“OpenAI's top executives are finalizing plans for a major strategy shift to refocus the company around coding and business users, recognizing that a "do everything all at once" strategy has put them on the defensive.
Fidji Simo, OpenAI's CEO of applications, previewed the changes to employees in an all-hands meeting, telling them that top leaders including CEO Sam Altman and chief research officer Mark Chen were actively looking at which areas to deprioritize. They expect to notify staff about the changes in the coming weeks.
"We cannot miss this moment because we are distracted by side quests," Simo told staff last week, according to remarks reviewed by The Wall Street Journal. "We really have to nail productivity in general and particularly productivity on the business front."
Last year, OpenAI announced an array of new products including the video-generator Sora, a web browser called Atlas, a new hardware device, and e-commerce features for ChatGPT.
Altman has previously likened this approach to "betting on a series of startups" inside OpenAI, and the strategy helped burnish the company's reputation as the pioneer of the AI era. News Corp, owner of The Wall Street Journal, has a content-licensing partnership with OpenAI.

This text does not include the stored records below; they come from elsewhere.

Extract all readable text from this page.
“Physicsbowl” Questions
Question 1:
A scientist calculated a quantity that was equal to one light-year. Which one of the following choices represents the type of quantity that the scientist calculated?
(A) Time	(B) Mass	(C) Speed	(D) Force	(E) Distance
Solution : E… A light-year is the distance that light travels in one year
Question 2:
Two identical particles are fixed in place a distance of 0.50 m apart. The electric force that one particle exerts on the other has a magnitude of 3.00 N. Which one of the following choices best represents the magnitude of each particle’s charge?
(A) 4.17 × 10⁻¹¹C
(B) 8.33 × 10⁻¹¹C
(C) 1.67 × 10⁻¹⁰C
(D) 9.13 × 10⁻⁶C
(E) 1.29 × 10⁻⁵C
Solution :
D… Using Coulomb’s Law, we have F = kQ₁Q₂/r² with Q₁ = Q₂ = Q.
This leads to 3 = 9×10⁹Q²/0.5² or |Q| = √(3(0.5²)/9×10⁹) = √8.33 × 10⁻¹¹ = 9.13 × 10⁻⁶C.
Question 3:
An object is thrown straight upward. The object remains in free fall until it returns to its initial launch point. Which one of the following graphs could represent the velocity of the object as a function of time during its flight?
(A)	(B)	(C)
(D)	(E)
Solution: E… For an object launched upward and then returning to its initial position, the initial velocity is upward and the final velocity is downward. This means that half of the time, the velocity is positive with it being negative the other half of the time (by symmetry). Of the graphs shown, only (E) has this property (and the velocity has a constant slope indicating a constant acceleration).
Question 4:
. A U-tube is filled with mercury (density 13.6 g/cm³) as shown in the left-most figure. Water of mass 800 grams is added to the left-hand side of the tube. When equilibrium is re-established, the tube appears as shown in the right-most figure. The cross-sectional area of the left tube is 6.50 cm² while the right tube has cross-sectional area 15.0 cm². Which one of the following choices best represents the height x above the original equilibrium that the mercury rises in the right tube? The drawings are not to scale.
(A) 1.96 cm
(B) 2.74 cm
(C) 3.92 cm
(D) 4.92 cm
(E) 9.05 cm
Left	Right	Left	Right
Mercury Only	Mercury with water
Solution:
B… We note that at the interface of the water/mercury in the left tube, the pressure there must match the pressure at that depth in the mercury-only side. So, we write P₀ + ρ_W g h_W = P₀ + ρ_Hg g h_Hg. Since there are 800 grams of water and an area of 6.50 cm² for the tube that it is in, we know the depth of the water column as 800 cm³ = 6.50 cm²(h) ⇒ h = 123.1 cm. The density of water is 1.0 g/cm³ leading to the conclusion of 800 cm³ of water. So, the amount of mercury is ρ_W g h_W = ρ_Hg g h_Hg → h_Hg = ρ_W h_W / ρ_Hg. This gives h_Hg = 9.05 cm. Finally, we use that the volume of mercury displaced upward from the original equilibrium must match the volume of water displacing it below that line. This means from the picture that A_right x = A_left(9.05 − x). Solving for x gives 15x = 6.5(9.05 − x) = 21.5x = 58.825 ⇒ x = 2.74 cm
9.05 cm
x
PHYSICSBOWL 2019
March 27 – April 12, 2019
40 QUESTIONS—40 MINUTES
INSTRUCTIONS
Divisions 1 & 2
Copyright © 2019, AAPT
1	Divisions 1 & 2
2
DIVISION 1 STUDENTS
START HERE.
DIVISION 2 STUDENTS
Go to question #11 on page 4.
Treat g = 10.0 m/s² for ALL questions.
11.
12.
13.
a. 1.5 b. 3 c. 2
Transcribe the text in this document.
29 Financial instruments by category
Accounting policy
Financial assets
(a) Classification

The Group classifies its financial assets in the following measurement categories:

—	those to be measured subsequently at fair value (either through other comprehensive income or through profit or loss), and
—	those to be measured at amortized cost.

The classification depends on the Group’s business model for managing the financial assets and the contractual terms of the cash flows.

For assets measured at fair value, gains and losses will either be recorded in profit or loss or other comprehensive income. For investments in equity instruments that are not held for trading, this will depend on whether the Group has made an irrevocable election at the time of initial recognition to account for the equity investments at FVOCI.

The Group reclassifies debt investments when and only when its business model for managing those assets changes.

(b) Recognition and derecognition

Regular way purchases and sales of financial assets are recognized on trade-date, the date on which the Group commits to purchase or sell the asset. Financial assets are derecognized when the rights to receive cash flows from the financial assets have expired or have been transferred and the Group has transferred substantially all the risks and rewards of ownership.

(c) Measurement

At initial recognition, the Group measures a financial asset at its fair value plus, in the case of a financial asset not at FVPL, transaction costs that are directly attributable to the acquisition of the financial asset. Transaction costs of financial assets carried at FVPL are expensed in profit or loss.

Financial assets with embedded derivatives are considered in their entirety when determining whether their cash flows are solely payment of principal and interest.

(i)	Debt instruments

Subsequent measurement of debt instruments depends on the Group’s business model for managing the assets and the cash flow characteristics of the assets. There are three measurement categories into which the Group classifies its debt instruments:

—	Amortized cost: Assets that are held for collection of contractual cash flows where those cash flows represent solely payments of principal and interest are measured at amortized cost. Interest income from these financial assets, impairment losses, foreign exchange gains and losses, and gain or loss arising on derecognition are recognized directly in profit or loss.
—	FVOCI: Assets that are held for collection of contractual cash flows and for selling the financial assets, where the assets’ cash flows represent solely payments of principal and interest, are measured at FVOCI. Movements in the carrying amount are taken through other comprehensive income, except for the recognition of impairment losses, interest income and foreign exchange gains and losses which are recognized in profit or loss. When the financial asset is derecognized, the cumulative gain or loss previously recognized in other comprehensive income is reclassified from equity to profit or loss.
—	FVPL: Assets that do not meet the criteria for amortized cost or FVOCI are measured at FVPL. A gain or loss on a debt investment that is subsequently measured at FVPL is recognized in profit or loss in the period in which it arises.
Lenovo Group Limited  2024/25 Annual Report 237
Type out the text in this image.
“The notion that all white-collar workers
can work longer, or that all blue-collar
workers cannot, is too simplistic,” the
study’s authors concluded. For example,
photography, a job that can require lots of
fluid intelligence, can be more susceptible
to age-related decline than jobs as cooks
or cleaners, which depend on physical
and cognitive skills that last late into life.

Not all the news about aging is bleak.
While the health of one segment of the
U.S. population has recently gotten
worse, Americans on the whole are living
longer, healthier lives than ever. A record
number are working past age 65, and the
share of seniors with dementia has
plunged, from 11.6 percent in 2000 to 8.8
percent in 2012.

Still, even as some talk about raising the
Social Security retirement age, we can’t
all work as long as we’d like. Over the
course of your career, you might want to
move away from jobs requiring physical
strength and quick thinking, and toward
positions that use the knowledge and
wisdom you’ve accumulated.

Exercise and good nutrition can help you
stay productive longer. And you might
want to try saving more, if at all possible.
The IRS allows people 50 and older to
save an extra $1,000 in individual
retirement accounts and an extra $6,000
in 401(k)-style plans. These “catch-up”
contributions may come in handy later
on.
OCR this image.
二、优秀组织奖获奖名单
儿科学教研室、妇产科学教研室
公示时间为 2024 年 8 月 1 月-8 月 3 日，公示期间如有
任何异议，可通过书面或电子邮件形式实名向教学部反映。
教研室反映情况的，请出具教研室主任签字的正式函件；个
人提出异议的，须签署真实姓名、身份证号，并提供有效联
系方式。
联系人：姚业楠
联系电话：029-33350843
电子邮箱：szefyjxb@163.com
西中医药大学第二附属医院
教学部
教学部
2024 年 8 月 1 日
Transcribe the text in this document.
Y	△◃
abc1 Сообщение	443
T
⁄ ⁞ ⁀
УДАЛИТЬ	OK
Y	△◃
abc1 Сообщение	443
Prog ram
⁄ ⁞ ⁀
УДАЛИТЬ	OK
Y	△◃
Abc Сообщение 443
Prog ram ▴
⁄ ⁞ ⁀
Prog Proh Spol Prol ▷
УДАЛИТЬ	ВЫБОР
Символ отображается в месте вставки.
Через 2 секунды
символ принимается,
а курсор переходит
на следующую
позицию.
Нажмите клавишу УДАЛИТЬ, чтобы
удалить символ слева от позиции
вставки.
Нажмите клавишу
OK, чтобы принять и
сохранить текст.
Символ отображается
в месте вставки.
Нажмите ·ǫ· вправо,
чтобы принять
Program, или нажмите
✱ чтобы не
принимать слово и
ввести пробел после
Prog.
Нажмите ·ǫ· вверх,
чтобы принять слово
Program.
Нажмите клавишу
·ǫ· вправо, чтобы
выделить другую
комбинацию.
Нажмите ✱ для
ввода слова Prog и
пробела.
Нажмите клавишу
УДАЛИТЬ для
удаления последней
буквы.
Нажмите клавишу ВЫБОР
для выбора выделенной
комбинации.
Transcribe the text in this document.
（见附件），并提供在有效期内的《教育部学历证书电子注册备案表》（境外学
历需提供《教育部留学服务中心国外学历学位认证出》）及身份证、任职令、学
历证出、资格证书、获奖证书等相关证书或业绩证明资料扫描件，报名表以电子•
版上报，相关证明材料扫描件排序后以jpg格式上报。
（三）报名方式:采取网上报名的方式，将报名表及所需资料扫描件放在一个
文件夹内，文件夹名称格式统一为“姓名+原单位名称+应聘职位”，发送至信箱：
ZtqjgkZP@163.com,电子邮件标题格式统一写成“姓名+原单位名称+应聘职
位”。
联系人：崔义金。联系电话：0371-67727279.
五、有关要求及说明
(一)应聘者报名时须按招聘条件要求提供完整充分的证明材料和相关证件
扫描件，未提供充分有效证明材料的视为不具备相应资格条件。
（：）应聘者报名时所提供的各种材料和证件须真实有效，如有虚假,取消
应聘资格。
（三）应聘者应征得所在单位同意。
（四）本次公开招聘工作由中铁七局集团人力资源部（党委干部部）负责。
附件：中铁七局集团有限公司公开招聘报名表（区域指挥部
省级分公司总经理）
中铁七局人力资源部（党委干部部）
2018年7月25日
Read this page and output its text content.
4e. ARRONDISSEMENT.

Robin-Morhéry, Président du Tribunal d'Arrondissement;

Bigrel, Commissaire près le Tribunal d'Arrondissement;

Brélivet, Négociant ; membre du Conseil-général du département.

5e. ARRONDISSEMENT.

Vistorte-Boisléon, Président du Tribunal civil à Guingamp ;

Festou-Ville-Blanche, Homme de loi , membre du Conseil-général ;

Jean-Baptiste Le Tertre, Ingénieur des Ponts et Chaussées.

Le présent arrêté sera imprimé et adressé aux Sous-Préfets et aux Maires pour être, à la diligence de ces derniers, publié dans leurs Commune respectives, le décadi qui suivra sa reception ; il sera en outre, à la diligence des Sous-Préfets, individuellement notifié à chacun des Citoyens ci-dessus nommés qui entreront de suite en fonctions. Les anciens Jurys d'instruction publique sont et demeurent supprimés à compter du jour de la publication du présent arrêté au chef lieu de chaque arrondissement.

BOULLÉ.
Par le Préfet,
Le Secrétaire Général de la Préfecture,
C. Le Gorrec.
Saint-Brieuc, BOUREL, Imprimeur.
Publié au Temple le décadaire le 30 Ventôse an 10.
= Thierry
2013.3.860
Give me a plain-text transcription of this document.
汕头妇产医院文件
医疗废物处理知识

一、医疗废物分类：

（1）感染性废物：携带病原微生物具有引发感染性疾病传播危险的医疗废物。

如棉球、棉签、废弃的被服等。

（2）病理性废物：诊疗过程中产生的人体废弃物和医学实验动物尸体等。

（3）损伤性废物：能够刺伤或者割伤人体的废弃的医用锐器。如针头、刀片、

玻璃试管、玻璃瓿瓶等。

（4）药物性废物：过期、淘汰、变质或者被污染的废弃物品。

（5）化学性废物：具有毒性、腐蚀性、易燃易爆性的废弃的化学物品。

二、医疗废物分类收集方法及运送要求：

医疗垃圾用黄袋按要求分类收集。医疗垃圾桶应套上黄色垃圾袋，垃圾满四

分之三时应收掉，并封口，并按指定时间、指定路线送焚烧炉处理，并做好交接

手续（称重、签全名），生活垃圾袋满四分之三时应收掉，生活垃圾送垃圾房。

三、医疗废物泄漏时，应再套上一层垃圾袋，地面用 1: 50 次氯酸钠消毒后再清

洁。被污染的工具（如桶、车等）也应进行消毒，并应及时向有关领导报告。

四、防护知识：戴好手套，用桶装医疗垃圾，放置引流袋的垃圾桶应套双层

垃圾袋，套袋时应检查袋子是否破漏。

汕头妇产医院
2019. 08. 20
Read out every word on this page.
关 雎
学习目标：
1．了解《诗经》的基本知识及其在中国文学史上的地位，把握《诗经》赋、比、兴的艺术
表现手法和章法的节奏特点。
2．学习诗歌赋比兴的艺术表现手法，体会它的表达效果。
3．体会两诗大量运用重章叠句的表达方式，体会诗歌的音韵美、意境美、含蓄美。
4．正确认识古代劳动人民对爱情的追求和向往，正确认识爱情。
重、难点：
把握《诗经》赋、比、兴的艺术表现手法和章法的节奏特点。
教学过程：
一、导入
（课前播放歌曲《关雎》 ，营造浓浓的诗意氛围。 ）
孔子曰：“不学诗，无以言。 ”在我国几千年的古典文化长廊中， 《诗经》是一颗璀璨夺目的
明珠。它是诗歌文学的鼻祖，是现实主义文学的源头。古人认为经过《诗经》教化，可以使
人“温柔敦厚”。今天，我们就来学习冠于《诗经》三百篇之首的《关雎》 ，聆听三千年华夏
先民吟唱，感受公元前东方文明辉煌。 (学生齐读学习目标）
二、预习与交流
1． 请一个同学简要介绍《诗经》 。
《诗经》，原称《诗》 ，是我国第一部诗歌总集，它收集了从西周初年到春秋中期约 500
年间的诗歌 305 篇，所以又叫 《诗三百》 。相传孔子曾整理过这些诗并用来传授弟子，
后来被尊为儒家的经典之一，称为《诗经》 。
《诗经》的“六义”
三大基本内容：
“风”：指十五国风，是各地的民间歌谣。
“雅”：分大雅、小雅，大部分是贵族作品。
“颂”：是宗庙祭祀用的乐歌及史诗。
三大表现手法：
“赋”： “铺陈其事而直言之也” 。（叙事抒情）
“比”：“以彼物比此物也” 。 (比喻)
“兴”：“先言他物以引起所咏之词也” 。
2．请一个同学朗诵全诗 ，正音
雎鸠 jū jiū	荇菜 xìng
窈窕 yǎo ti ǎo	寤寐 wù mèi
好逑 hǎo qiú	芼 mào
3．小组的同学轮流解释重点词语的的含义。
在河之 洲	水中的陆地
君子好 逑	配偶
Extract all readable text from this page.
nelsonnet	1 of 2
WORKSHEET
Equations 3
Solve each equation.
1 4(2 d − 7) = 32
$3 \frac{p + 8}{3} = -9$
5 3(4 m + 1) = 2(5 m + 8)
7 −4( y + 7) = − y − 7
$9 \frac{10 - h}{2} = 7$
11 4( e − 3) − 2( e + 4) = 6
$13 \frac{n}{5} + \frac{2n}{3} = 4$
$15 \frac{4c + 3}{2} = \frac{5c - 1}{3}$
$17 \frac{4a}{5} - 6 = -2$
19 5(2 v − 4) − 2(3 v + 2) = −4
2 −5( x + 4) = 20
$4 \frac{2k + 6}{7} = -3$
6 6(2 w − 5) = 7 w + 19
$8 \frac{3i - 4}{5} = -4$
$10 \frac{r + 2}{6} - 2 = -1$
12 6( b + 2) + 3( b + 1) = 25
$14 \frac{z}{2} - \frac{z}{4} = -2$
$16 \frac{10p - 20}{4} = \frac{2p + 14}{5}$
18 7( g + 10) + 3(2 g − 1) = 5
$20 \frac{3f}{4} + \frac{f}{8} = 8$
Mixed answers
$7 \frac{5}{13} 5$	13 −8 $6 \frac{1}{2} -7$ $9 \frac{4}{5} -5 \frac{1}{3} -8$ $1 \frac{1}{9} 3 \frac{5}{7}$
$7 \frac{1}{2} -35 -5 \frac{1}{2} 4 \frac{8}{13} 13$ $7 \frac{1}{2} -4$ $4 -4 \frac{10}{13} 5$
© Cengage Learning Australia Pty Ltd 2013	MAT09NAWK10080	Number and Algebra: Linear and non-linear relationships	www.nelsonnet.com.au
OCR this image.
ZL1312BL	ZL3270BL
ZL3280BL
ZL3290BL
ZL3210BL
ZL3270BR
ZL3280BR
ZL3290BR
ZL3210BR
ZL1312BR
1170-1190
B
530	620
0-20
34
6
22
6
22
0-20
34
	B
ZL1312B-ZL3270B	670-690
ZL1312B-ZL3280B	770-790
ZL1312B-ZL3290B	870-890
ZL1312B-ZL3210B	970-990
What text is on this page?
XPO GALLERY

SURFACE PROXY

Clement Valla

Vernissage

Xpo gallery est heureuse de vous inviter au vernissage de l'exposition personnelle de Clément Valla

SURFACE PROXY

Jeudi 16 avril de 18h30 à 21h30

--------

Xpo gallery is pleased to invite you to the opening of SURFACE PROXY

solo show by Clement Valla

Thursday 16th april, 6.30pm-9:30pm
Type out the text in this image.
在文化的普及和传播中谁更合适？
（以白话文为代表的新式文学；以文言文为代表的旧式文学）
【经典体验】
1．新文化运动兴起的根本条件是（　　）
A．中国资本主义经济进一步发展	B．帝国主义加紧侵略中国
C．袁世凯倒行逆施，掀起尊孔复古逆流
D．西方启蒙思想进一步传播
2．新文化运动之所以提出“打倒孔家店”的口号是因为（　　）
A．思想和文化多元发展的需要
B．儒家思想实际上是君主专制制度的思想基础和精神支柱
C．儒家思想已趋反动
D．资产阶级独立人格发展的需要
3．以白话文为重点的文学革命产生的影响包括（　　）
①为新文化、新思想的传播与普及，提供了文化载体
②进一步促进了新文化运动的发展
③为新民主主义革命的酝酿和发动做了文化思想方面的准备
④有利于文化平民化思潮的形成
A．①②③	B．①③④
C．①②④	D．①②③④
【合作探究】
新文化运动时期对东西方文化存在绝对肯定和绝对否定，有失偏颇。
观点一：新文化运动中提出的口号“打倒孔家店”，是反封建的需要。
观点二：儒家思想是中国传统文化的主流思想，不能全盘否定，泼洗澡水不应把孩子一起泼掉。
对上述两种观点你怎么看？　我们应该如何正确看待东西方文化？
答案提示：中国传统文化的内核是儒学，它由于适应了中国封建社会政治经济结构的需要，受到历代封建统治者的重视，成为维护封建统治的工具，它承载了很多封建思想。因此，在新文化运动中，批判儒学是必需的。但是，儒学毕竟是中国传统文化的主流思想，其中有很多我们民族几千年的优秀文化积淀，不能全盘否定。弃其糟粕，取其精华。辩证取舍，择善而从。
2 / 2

OpenAI is under growing pressure from rival Anthropic, which has become the dominant AI provider for businesses because of the viral success of its Claude Code and Cowork offerings. These products, which include so-called agents that can autonomously carry out complex tasks for users, have become all the rage in Silicon Valley, and even sparked a global stock-market selloff last month.
Anthropic has placed fewer product bets than OpenAI, focusing its efforts on the enterprise and coding market. The company has so far avoided image and video generation products, for example.
OpenAI and Anthropic have taken steps toward public listings that could take place as soon as this year, plans that have added extra urgency to the ferocious competition between the two companies. Neither company has disclosed specific timing, but in some discussions, OpenAI raised the prospect of an initial public offering in the fourth quarter of this year, The Wall Street Journal has reported.
Simo told staff Anthropic's success should serve as a "wake-up call" for the company, and that it had to regain the lead among software developers and enterprise customers.
Current and former employees said that last year's "do everything" approach sometimes created a lack of focus, and that it was at times difficult to understand OpenAI's strategic direction. That is a problem in many organizations, but the stakes are higher at OpenAI and other frontier labs, where the central issue is how to spend and allocate scarce computing capacity between projects.
Computing resources often shifted from one team to another at the last minute, and the company's organizational structure grew complicated, the employees said. For example, OpenAI's Sora team was housed under the research division, even though it was responsible for launching one of the company's most high-profile products, they said.
OpenAI launched its stand-alone Sora app last September, pairing its AI video generator with a new social-media app similar to TikTok. It briefly secured the top spot in Apple's App Store, but usage flatlined in the months that followed.
The company is now looking to integrate video-generation features into its main ChatGPT app.
Meanwhile, Anthropic solidified its lead in the fast-growing coding segment, upgrading Claude Code with a more advanced version of its AI model last fall. Many coders spent their holiday breaks on a so-called "Claude bender," testing out the product's capabilities, and it has become the tool of choice for the legions of software engineers working inside tech companies.
Altman brought on Simo last August to serve as the company's chief of applications, a wide-ranging role where she oversees everything from product to finance. Simo has pushed the company to more tightly integrate its research and product teams, and intends to unify the company's longer-term bets, including its hardware device, around improving productivity for users.
In coding, OpenAI regained some ground after releasing a new version of its Codex app last month, as well as an updated model called GPT 5.4, which is tailored to professional work. Simo recently tweeted on X that Codex now has more than two million weekly active users, up nearly four times since the start of the year.
The company has sought to deploy engineers with consulting firms and business partners, an effort to accelerate AI adoption throughout many industries. Business usage of AI is a core facet of the AI boom as OpenAI and others seek to finance continued expansions.
OpenAI is also benefiting from its continued dominance in the consumer market and from the Pentagon's decision to designate Anthropic a supply-chain risk, which has made some businesses more hesitant to buy its technology. Anthropic is suing the U.S. government over the decision.
"We are very much acting as if it's a code red," Simo told staff in the all-hands. "I don't think necessarily declaring codes for everything makes a ton of sense."” [1]
1. OpenAI to Pare Side Projects To Focus on Its Core Business --- AI pioneer plans to emphasize coding, enterprise work amid pressure from rivals. Berber, Jin. Wall Street Journal, Eastern edition; New York, N.Y.. 18 Mar 2026: A1.